Spelt is a grain in the wheat family that has been in cultivation for thousands of years. Some debate has occurred over its classification, with some botanists considering it a subspecies of common wheat and others saying that it is an entirely different species. Spelt fell out of popularity among grain cultivators due to the hardness of its outer shell, but with the advent of the health foods movement in the 1980s, it began to enter the popular diet again.
People who eat spelt often feel that the grain has more nutritional value and flavor than wheat, because the hard outer casing protects the kernels. Spelt can also be eaten by some individuals with gluten intolerance, although breads made from this grain require special preparation because of the lack of gluten. It has a delicious and characteristic nutty taste that is unlike the more mild flavor of wheat, although it seems unlikely to revolutionize human health, as proponents claim. The grain is richer in protein and many vitamins than wheat, and it requires less enrichment than conventional flour does.

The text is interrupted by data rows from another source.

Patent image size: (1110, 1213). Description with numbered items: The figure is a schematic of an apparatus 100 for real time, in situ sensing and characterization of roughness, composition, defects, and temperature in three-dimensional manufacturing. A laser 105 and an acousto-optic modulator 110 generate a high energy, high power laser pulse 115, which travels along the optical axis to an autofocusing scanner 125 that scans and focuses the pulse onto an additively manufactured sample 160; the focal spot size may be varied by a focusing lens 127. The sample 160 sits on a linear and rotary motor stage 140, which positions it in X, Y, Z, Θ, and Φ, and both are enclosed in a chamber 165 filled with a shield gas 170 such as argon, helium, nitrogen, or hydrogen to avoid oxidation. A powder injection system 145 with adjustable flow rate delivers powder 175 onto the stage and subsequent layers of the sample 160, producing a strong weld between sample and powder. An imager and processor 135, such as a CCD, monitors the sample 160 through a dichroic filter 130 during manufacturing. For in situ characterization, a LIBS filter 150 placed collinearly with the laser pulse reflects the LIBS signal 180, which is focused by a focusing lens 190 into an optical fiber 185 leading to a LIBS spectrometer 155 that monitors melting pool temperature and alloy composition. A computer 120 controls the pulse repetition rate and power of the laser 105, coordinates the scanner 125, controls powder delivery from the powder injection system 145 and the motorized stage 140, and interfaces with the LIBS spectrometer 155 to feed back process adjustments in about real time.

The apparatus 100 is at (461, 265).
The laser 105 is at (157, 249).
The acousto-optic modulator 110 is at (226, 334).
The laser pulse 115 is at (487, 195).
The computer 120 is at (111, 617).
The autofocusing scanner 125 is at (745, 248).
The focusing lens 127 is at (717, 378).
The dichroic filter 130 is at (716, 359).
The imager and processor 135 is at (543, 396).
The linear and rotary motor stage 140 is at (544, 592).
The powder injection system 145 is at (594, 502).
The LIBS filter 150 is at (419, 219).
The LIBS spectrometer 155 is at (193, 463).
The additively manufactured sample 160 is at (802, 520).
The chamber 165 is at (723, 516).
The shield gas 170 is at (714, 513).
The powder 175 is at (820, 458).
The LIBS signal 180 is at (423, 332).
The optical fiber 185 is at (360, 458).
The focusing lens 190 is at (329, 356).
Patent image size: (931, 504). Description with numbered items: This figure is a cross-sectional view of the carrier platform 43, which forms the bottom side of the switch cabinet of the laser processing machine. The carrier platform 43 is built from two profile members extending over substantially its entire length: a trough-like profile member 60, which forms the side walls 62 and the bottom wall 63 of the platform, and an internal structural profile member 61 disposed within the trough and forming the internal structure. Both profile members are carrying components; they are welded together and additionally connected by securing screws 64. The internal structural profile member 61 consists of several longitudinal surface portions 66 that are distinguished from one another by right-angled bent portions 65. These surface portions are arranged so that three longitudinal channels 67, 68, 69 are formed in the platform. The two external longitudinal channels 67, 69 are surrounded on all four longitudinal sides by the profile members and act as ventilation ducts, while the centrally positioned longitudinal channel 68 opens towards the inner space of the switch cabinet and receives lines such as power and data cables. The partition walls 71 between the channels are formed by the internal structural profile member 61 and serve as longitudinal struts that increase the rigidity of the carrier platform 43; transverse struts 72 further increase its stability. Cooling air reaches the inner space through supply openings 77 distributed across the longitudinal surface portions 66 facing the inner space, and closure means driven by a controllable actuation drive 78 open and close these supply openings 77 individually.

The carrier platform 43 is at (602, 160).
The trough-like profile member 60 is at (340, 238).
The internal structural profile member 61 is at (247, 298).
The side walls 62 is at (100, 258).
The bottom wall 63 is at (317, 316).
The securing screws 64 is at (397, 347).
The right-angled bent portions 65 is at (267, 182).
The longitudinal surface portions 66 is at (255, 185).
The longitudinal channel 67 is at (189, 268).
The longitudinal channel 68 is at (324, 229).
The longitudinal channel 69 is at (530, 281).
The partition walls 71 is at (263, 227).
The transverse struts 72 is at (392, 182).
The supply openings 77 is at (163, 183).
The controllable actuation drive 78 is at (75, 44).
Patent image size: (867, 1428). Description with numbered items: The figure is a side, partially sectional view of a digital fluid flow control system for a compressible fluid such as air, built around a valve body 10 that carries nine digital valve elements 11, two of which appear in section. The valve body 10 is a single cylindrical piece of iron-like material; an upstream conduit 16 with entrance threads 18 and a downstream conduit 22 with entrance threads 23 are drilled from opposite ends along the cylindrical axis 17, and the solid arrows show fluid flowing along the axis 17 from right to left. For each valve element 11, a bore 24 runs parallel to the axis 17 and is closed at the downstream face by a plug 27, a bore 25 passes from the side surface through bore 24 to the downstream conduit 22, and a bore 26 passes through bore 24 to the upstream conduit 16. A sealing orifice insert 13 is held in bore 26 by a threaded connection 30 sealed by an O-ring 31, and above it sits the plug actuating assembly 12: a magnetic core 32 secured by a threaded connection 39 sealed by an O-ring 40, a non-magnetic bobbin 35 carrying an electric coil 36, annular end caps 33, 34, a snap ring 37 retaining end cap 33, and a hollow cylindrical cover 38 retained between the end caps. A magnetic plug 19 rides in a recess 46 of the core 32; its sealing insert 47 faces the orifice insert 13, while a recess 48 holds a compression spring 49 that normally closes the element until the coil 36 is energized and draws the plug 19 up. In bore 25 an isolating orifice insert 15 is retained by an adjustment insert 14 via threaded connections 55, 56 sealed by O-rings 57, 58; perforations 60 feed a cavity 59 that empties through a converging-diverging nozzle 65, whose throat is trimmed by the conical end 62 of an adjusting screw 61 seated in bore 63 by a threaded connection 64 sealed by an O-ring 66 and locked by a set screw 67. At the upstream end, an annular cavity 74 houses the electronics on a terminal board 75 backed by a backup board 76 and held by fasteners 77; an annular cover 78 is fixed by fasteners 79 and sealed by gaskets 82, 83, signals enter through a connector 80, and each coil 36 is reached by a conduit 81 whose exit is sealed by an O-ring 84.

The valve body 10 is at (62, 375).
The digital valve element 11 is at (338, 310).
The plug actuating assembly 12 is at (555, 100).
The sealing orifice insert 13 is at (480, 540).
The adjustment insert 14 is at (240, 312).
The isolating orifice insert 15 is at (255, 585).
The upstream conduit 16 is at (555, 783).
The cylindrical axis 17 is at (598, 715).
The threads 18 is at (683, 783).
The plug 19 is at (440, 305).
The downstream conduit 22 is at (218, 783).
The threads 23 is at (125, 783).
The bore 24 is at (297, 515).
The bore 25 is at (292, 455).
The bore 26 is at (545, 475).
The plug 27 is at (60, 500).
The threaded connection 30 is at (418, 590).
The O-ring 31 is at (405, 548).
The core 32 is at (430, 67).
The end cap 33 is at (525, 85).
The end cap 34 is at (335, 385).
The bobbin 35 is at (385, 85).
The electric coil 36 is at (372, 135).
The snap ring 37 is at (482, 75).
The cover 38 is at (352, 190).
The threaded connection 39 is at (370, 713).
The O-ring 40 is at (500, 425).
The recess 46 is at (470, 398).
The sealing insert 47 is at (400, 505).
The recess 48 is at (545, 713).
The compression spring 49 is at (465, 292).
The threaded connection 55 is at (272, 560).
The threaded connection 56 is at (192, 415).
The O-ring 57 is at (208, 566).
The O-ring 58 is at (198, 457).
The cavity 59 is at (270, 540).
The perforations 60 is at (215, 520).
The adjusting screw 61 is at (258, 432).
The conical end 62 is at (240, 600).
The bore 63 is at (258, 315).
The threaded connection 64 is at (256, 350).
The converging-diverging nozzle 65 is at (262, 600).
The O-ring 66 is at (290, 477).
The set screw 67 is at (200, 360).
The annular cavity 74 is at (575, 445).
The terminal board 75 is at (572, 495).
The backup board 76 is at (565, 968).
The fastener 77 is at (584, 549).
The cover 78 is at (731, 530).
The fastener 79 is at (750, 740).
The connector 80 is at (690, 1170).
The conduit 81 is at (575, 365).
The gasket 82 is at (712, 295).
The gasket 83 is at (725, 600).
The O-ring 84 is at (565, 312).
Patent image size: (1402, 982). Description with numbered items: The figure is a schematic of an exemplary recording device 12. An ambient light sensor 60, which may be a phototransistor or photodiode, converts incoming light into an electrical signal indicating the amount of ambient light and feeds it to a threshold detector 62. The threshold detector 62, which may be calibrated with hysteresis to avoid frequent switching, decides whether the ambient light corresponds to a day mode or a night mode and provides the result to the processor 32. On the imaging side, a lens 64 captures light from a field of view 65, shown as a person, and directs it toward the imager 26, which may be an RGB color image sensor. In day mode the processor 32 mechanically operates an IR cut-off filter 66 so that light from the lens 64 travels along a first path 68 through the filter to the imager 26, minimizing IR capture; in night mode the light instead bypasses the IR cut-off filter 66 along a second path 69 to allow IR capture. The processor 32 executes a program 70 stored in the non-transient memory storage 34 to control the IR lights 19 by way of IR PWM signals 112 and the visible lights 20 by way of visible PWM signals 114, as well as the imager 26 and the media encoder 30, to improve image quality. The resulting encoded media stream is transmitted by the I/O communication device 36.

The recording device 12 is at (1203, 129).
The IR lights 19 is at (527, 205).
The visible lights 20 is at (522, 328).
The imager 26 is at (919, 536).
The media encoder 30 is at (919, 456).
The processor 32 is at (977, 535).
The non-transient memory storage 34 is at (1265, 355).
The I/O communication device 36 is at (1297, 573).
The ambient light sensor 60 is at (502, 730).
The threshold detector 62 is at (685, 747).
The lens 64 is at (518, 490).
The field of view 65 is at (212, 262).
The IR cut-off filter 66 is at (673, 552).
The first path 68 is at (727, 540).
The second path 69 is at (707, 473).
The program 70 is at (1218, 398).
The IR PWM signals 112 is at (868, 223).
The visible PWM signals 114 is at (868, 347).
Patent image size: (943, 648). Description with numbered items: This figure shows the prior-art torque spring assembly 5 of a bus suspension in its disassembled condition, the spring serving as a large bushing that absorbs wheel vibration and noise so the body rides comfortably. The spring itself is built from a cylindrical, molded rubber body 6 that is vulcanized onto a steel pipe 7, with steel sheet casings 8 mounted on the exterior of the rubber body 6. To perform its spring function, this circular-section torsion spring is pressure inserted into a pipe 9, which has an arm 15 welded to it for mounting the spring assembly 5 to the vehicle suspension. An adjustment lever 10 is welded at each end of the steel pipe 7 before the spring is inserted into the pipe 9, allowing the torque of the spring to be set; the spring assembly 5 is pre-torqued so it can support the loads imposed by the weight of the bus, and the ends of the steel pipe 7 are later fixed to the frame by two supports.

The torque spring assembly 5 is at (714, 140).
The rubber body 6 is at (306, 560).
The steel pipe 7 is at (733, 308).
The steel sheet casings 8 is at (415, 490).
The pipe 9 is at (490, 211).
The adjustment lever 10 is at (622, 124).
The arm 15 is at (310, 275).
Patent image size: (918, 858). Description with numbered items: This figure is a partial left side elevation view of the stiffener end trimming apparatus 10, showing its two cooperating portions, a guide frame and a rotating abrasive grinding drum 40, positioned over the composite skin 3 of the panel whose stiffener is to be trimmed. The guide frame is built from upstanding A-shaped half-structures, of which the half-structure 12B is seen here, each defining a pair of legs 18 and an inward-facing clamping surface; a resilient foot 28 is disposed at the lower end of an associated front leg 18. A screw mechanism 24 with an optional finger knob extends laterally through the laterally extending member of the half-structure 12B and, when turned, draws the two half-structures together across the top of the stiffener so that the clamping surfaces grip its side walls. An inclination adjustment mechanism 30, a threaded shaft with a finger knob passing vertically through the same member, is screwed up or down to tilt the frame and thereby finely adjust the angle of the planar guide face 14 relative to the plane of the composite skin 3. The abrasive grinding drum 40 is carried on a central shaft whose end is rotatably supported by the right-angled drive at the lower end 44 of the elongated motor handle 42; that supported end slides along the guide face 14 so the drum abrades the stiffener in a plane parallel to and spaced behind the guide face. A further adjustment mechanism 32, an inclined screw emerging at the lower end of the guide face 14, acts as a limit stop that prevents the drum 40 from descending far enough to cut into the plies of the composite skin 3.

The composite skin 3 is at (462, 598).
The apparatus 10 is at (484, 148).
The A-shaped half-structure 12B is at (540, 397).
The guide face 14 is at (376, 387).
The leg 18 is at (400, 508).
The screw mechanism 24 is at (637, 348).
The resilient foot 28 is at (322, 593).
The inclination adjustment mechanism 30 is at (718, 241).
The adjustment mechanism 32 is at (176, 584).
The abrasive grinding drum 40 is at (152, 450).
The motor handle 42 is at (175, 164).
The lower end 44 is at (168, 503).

In appearance, spelt looks much like wheat, with a dense cluster of kernels growing on an elongated stalk. When it is ready to harvest, the stalks turn golden and begin to bend under the weight of the heavy kernels. Spelt is also harvested much like wheat, and the grain is separated from the chaff. The chaff can be plowed back into the field for mulch, used for construction projects, or used to provide animal bedding.
Because spelt has a much harder outer kernel or hull than wheat, however, it requires more work to get the inner kernel out. The hull can be removed using special threshing equipment to access the kernel inside. It is believed that this hull acts to protect the kernel during shipping, making it fresh and more flavorful when it is threshed and ground into flour. More importantly, the hull protects the kernel from many insect pests and infestations, making the grain easier to grow without the use of pesticides.
Much like wheat, spelt is ground into flour, with both white and whole grain incarnations available. Many bakers use whole grain spelt flour so that they can take full advantage of the nutrition that the grain offers. The flour can be used like conventional flour in most recipes, although some adjustments may be necessary. For bakers who want to avoid the characteristic nutty flavor, white flour is advised.